How open is my paper?

And how well is the journal communicating this?

• Peter Desmet

Image by Peter Desmet

Note: This post is a response to this task of an online course on open science I am following.

In my previous post, I explained what open access is. But we can go beyond the simple question of “Is it open access?” and evaluate how open a resource actually is.

PLOS, SPARC and OASPA developed a 2-page guide to do just that. I will use it to assess the openness of my first paper (co-written with Luc Brouillet) that was published two weeks ago in PhytoKeys, a Pensoft journal. Not as a vanity project, but to figure out how well I - as an advocate for open - am doing by submitting my paper to PhytoKeys as the journal.

Desmet P, Brouillet L (2013) Database of Vascular Plants of Canada (VASCAN): a community contributed taxonomic checklist of all vascular plants of Canada, Saint Pierre and Miquelon, and Greenland. PhytoKeys 25: 55–67. doi: 10.3897/phytokeys.25.3100 GBIF key: 3f8a1297-3259-4700-91fc-acc4170b27ce

Reader rights

This journal provides immediate open access to its content on the principle that making research freely available to the public supports a greater global exchange of knowledge. (source)

No fees, no embargoes, better science. 5/5

Reuse rights

The article and any associated published material is distributed under the Creative Commons Attribution License 3.0 (CC-BY). (source)

Reusing and remixing galore. 5/5

Copyrights

Copyright on any article is retained by the author(s). […] (source)

And the transfer of copyrights between the authors and publisher is regulated through the CC-BY license (which applies to anyone), but some of these rights are explicitly spelled out in the policy. Nice! 5/5

Author posting rights

[…] Authors are thus encouraged to post the pdf files of published papers on their homepages or elsewhere to expedite distribution. […] (source)

This encouragement is not mentioned in the editorial policies, but on the journal’s homepage. It is not 100% clear if pre-prints (before peer-review) can be posted as well, but the fact that:

The work described has not been published before (except in the form of an abstract or as part of a published lecture, review or thesis) […] (source)

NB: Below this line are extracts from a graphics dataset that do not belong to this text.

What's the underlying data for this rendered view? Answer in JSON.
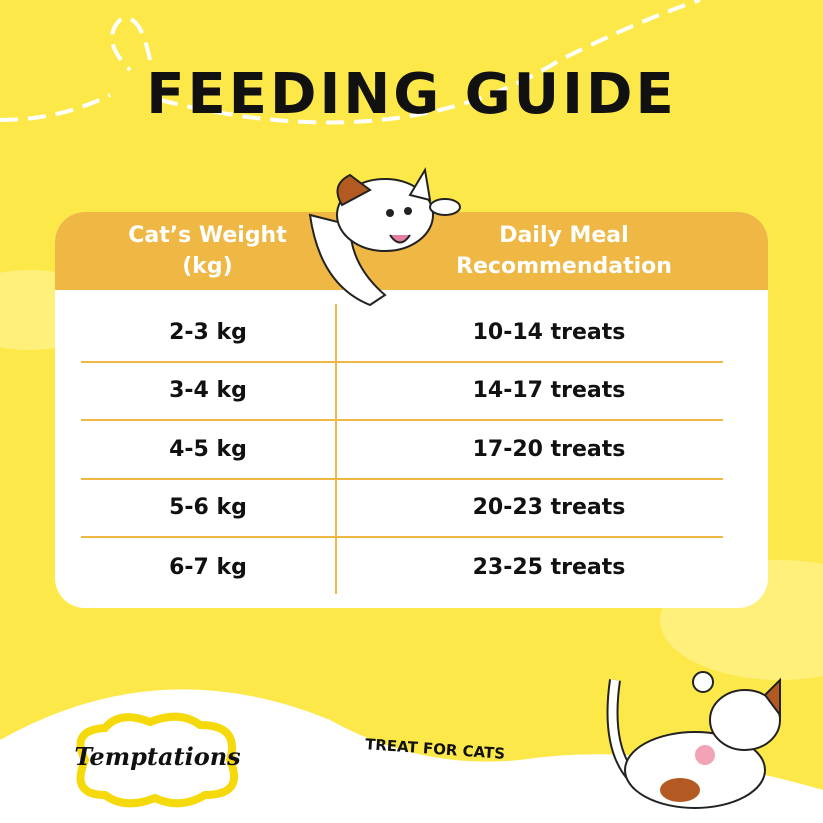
{
  "title": "FEEDING GUIDE",
  "table": {
    "headers": [
      "Cat’s Weight (kg)",
      "Daily Meal Recommendation"
    ],
    "header_lines": [
      [
        "Cat’s Weight",
        "(kg)"
      ],
      [
        "Daily Meal",
        "Recommendation"
      ]
    ],
    "rows": [
      {
        "weight": "2-3 kg",
        "treats": "10-14 treats"
      },
      {
        "weight": "3-4 kg",
        "treats": "14-17 treats"
      },
      {
        "weight": "4-5 kg",
        "treats": "17-20 treats"
      },
      {
        "weight": "5-6 kg",
        "treats": "20-23 treats"
      },
      {
        "weight": "6-7 kg",
        "treats": "23-25 treats"
      }
    ]
  },
  "brand": {
    "logo": "Temptations",
    "tagline": "TREAT FOR CATS"
  },
  "colors": {
    "background": "#fde84a",
    "header": "#efb743",
    "divider": "#efb743"
  }
}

… and a SHERPA/RoMEO search indicating PhytoKeys as a blue journal, with a “pre-print archiving status unclear”, leads me to conclude that this is not allowed. 4/5

Automatic posting

Archived in PubMedCentral and CLOCKSS. (source)

The journal is indeed archived in PubMedCentral, but the latest issue (25) is not available yet. I’m assuming this will be done within 6 months. 4/5

Machine readability

This criterion is more verbose:

Article full text, metadata, citations, & data, including supplementary data, provided in community machine-readable standard formats through a community standard API or protocol. (source)

… so let’s break it up in parts:

The article (including full text, metadata, citations) is available as XML. These XML files are also deposited on a GitHub repository and seem to be marked up in a community standard (see the xml header info) and provided through a standard API or protocol (GitHub and http). I’m not sure the links to included figures work, as these don’t start with http://.

In addition, I posted the full article (including figures) as an editable, Markdown formatted text file on GitHub.

The data, which are hosted on the Canadensys Repository and indexed by GBIF are available as a Darwin Core archive, which is a community standard, and are provided through a standard protocol (http). There are no supplementary data. 5/5

Conclusion

28/30, which is awesome!

Congrats to the folks at Pensoft on providing clear policies for PhytoKeys, although the author posting rights and automatic posting could be clarified. Please let me know if I misinterpreted something.